Hollywood Turning Westchester Into Winter Wonderland

The stars came to Tarrytown and brought fake snow with them to make Warner Brothers blockbuster, "A Winter's Tale."

Hollywood Turning Westchester Into Winter Wonderland

Although Westchester has not had much snow accumulation this season, folks may have noticed that Lyndhurst in Tarrytown seems to be enjoying its very own weather system.

In fact, Lyndhurst was recently the site of a film shoot for what promises to be a major holiday hit, starring all kinds of big name actors, and creating its own snowy landscape.

Lyndhurst Director of Communications Christine Plazas confirmed that shooting just wrapped for A Winter’s Tale based on Mark Helprin’s bestseller by the same name.

“It really will be spectacular,” Plazas said of the movie slated for release during the holiday season in 2014.

A Winter's Tale is the directorial debut of Akiva Goldsman, who also wrote the script.

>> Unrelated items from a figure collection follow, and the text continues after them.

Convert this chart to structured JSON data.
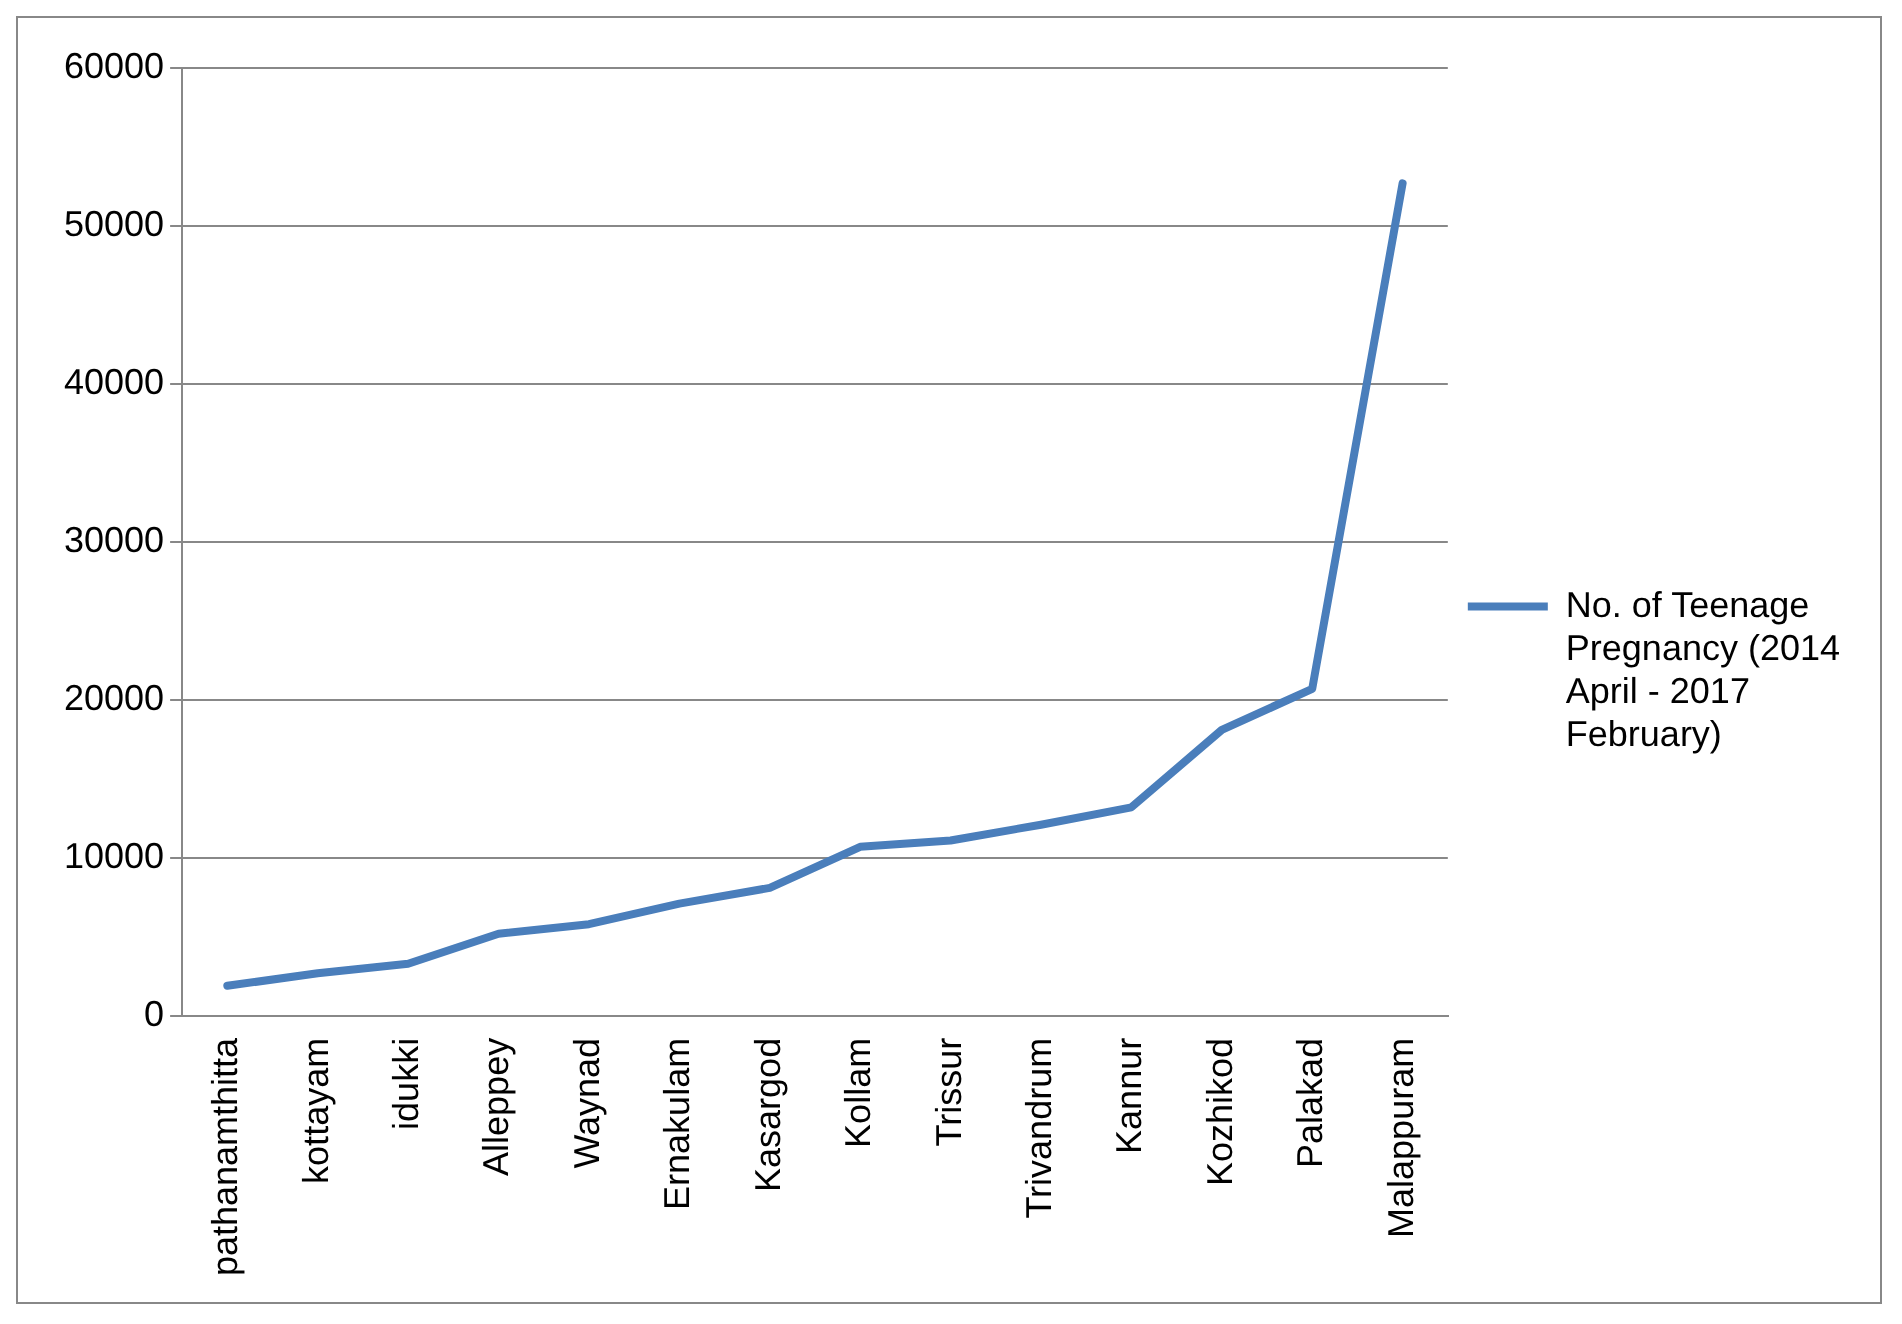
{
  "chart_data": {
    "type": "line",
    "categories": [
      "pathanamthitta",
      "kottayam",
      "idukki",
      "Alleppey",
      "Waynad",
      "Ernakulam",
      "Kasargod",
      "Kollam",
      "Trissur",
      "Trivandrum",
      "Kannur",
      "Kozhikod",
      "Palakad",
      "Malappuram"
    ],
    "series": [
      {
        "name": "No. of Teenage Pregnancy (2014 April - 2017 February)",
        "color": "#4a7ebb",
        "values": [
          1900,
          2700,
          3300,
          5200,
          5800,
          7100,
          8100,
          10700,
          11100,
          12100,
          13200,
          18100,
          20700,
          52700
        ]
      }
    ],
    "ylim": [
      0,
      60000
    ],
    "yticks": [
      0,
      10000,
      20000,
      30000,
      40000,
      50000,
      60000
    ],
    "grid": "y",
    "legend": "right",
    "marker": "none",
    "line_style": "solid"
  }
}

He is the Oscar-winning screenwriter for A Beautiful Mind.

Coincidentally, Sylvia Nasar, author of the book A Beautiful Mind, lives in Tarrytown and was recently in the news for her lawsuit filed against Columbia University for close to $1 million for an endowment grant she says she is owed.

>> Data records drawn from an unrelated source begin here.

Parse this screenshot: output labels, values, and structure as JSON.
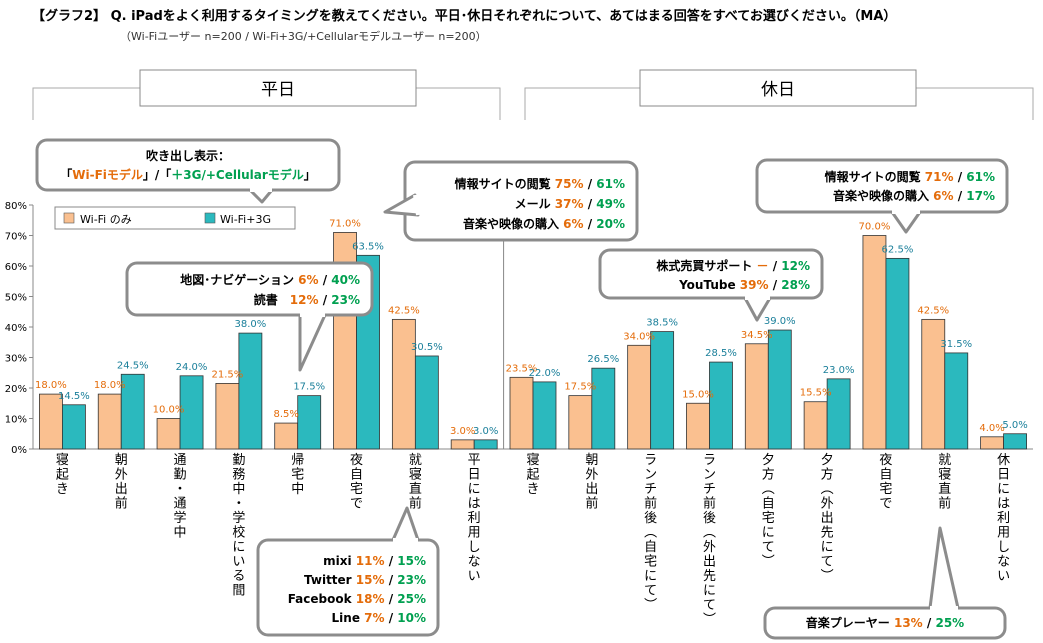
{
  "header": {
    "title": "【グラフ2】 Q. iPadをよく利用するタイミングを教えてください。平日･休日それぞれについて、あてはまる回答をすべてお選びください。（MA）",
    "subtitle": "（Wi-Fiユーザー n=200 / Wi-Fi+3G/+Cellularモデルユーザー n=200）"
  },
  "colors": {
    "wifi": "#FAC090",
    "cell": "#2BB9BE",
    "orange_text": "#E46C0A",
    "green_text": "#00A050"
  },
  "chart_data": {
    "type": "bar",
    "ylim": [
      0,
      80
    ],
    "yticks": [
      "0%",
      "10%",
      "20%",
      "30%",
      "40%",
      "50%",
      "60%",
      "70%",
      "80%"
    ],
    "legend": [
      "Wi-Fi のみ",
      "Wi-Fi+3G"
    ],
    "legend_position": "top-left",
    "groups": [
      {
        "label": "平日",
        "categories": [
          "寝起き",
          "朝外出前",
          "通勤・通学中",
          "勤務中・学校にいる間",
          "帰宅中",
          "夜自宅で",
          "就寝直前",
          "平日には利用しない"
        ]
      },
      {
        "label": "休日",
        "categories": [
          "寝起き",
          "朝外出前",
          "ランチ前後（自宅にて）",
          "ランチ前後（外出先にて）",
          "夕方（自宅にて）",
          "夕方（外出先にて）",
          "夜自宅で",
          "就寝直前",
          "休日には利用しない"
        ]
      }
    ],
    "series": [
      {
        "name": "Wi-Fi のみ",
        "values": [
          18.0,
          18.0,
          10.0,
          21.5,
          8.5,
          71.0,
          42.5,
          3.0,
          23.5,
          17.5,
          34.0,
          15.0,
          34.5,
          15.5,
          70.0,
          42.5,
          4.0
        ],
        "labels": [
          "18.0%",
          "18.0%",
          "10.0%",
          "21.5%",
          "8.5%",
          "71.0%",
          "42.5%",
          "3.0%",
          "23.5%",
          "17.5%",
          "34.0%",
          "15.0%",
          "34.5%",
          "15.5%",
          "70.0%",
          "42.5%",
          "4.0%"
        ]
      },
      {
        "name": "Wi-Fi+3G",
        "values": [
          14.5,
          24.5,
          24.0,
          38.0,
          17.5,
          63.5,
          30.5,
          3.0,
          22.0,
          26.5,
          38.5,
          28.5,
          39.0,
          23.0,
          62.5,
          31.5,
          5.0
        ],
        "labels": [
          "14.5%",
          "24.5%",
          "24.0%",
          "38.0%",
          "17.5%",
          "63.5%",
          "30.5%",
          "3.0%",
          "22.0%",
          "26.5%",
          "38.5%",
          "28.5%",
          "39.0%",
          "23.0%",
          "62.5%",
          "31.5%",
          "5.0%"
        ]
      }
    ],
    "callouts": [
      {
        "id": "legend_note",
        "lines": [
          [
            {
              "t": "吹き出し表示：",
              "c": "k"
            }
          ],
          [
            {
              "t": "「",
              "c": "k"
            },
            {
              "t": "Wi-Fiモデル",
              "c": "o"
            },
            {
              "t": "」/「",
              "c": "k"
            },
            {
              "t": "＋3G/+Cellularモデル",
              "c": "g"
            },
            {
              "t": "」",
              "c": "k"
            }
          ]
        ]
      },
      {
        "id": "weekday_night",
        "lines": [
          [
            {
              "t": "情報サイトの閲覧 ",
              "c": "k"
            },
            {
              "t": "75%",
              "c": "o"
            },
            {
              "t": " / ",
              "c": "k"
            },
            {
              "t": "61%",
              "c": "g"
            }
          ],
          [
            {
              "t": "メール ",
              "c": "k"
            },
            {
              "t": "37%",
              "c": "o"
            },
            {
              "t": " / ",
              "c": "k"
            },
            {
              "t": "49%",
              "c": "g"
            }
          ],
          [
            {
              "t": "音楽や映像の購入 ",
              "c": "k"
            },
            {
              "t": "6%",
              "c": "o"
            },
            {
              "t": " / ",
              "c": "k"
            },
            {
              "t": "20%",
              "c": "g"
            }
          ]
        ]
      },
      {
        "id": "weekday_commute",
        "lines": [
          [
            {
              "t": "地図･ナビゲーション ",
              "c": "k"
            },
            {
              "t": "6%",
              "c": "o"
            },
            {
              "t": " / ",
              "c": "k"
            },
            {
              "t": "40%",
              "c": "g"
            }
          ],
          [
            {
              "t": "読書　",
              "c": "k"
            },
            {
              "t": "12%",
              "c": "o"
            },
            {
              "t": " / ",
              "c": "k"
            },
            {
              "t": "23%",
              "c": "g"
            }
          ]
        ]
      },
      {
        "id": "weekday_bedtime",
        "lines": [
          [
            {
              "t": "mixi ",
              "c": "k"
            },
            {
              "t": "11%",
              "c": "o"
            },
            {
              "t": " / ",
              "c": "k"
            },
            {
              "t": "15%",
              "c": "g"
            }
          ],
          [
            {
              "t": "Twitter ",
              "c": "k"
            },
            {
              "t": "15%",
              "c": "o"
            },
            {
              "t": " / ",
              "c": "k"
            },
            {
              "t": "23%",
              "c": "g"
            }
          ],
          [
            {
              "t": "Facebook ",
              "c": "k"
            },
            {
              "t": "18%",
              "c": "o"
            },
            {
              "t": " / ",
              "c": "k"
            },
            {
              "t": "25%",
              "c": "g"
            }
          ],
          [
            {
              "t": "Line ",
              "c": "k"
            },
            {
              "t": "7%",
              "c": "o"
            },
            {
              "t": " / ",
              "c": "k"
            },
            {
              "t": "10%",
              "c": "g"
            }
          ]
        ]
      },
      {
        "id": "holiday_evening",
        "lines": [
          [
            {
              "t": "株式売買サポート ",
              "c": "k"
            },
            {
              "t": "－",
              "c": "o"
            },
            {
              "t": " / ",
              "c": "k"
            },
            {
              "t": "12%",
              "c": "g"
            }
          ],
          [
            {
              "t": "YouTube ",
              "c": "k"
            },
            {
              "t": "39%",
              "c": "o"
            },
            {
              "t": " / ",
              "c": "k"
            },
            {
              "t": "28%",
              "c": "g"
            }
          ]
        ]
      },
      {
        "id": "holiday_night",
        "lines": [
          [
            {
              "t": "情報サイトの閲覧 ",
              "c": "k"
            },
            {
              "t": "71%",
              "c": "o"
            },
            {
              "t": " / ",
              "c": "k"
            },
            {
              "t": "61%",
              "c": "g"
            }
          ],
          [
            {
              "t": "音楽や映像の購入 ",
              "c": "k"
            },
            {
              "t": "6%",
              "c": "o"
            },
            {
              "t": " / ",
              "c": "k"
            },
            {
              "t": "17%",
              "c": "g"
            }
          ]
        ]
      },
      {
        "id": "holiday_bedtime",
        "lines": [
          [
            {
              "t": "音楽プレーヤー ",
              "c": "k"
            },
            {
              "t": "13%",
              "c": "o"
            },
            {
              "t": " / ",
              "c": "k"
            },
            {
              "t": "25%",
              "c": "g"
            }
          ]
        ]
      }
    ]
  }
}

The Hollywood Reporter is calling A Winter's Tale a:

sweeping drama about reincarnation...The story…focuses on a thief on the run who, when breaking into a wealthy man’s home, strikes up a relationship with the man’s terminally ill daughter. A flying horse and a time-shift 100 years also figures into the equation.

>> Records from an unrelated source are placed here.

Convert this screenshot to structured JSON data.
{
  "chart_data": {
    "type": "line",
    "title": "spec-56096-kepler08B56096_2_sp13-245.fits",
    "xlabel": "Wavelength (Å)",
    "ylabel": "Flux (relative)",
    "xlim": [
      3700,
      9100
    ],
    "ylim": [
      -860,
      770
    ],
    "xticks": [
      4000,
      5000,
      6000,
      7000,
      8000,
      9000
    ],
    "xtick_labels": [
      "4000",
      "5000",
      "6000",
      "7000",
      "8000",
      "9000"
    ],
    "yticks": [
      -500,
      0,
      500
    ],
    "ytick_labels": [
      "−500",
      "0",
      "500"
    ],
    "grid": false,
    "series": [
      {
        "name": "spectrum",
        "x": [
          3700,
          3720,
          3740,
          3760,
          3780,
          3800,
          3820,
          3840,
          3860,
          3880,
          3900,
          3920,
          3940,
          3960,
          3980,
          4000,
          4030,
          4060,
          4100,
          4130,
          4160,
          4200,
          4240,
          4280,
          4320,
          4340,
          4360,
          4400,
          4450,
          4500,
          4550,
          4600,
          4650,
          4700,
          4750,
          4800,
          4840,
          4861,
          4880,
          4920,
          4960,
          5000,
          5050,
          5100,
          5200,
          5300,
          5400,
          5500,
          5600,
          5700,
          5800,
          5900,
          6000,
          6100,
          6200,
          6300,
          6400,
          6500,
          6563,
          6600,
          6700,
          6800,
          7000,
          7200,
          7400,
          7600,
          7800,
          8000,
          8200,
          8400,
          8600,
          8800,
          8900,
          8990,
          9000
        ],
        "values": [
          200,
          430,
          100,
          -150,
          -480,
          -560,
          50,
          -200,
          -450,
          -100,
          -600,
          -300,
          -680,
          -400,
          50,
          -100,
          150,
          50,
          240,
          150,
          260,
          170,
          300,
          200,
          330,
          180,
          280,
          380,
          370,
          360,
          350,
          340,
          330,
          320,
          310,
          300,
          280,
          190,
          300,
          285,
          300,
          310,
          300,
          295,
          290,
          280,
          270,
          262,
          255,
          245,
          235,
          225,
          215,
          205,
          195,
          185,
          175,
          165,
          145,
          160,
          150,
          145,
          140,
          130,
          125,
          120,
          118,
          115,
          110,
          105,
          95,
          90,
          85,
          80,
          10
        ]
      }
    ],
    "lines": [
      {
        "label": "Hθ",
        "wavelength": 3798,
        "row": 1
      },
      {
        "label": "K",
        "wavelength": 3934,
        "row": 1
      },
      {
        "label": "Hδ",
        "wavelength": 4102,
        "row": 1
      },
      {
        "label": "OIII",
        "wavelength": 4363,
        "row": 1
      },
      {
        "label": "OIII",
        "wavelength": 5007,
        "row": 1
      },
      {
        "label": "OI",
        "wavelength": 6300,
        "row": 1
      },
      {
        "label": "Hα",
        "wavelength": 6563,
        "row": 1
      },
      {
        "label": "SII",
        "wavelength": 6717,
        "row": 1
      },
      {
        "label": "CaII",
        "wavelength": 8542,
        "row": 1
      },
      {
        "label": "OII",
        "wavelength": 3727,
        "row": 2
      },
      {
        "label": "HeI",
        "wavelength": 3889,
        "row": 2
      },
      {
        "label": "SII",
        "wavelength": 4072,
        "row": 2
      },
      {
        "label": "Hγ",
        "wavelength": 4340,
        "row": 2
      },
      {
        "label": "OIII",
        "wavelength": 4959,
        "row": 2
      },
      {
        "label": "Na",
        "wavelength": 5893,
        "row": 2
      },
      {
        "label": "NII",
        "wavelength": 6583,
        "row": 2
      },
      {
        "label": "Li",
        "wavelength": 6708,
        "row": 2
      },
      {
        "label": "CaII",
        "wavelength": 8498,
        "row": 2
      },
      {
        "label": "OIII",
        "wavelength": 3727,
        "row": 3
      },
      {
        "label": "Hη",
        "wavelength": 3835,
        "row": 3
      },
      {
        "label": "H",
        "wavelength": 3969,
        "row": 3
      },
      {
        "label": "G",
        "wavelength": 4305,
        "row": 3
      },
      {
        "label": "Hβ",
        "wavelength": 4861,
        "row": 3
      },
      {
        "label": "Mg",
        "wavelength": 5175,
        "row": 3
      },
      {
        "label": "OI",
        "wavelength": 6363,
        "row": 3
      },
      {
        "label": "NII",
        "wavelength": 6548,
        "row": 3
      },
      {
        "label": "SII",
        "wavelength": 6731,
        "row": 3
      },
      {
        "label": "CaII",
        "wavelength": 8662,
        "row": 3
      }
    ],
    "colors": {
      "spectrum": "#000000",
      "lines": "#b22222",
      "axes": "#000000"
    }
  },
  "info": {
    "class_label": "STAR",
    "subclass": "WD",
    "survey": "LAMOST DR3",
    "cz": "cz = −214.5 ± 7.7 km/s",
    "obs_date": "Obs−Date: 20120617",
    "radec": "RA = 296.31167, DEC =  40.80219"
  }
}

The movie will jump from 1899 featuring Lyndhurst and the Coe Hall mansion in Long Island to contemporary Manhattan. Stars of the flick include Russell Crowe as a ruthless mobster, Will Smith in a cameo as a judge and Jennifer Connelly, who costarred with Crowe in A Beautiful Mind.

Deadline reported the following famous additions to the $46 million Warner Brothers' film: William Hurt as the dying girl’s father, Collin Farrell as the thief, Downtown Abbey’s Jessica Brown Findlay as the dying young girl and Eva Marie Saint.

Plazas said the crew had been at Lyndhurst three times since the fall, for several days each time, and “was just delightful to work with.”

The snow production to cover the front lawn (since nature did not deliver) happened on the Monday prep day and took five hours, involving huge machines and the building itself getting covered with a tent.

Plazas couldn’t share names or photos – beyond the one of the snowy grounds  – and said that while Russell Crowe was not on set, “the others were here.”

Presumably some Tarrytown business owners and patrons got a brush with fame as most of the cast went to to Main Street to dine locally for lunch, so “they did bring in some business," Plazas said.

And of course film shoots are a boon for Lyndhurst, a not-for-profit, where the money, said Plazas, is “well-needed to keep us operating.”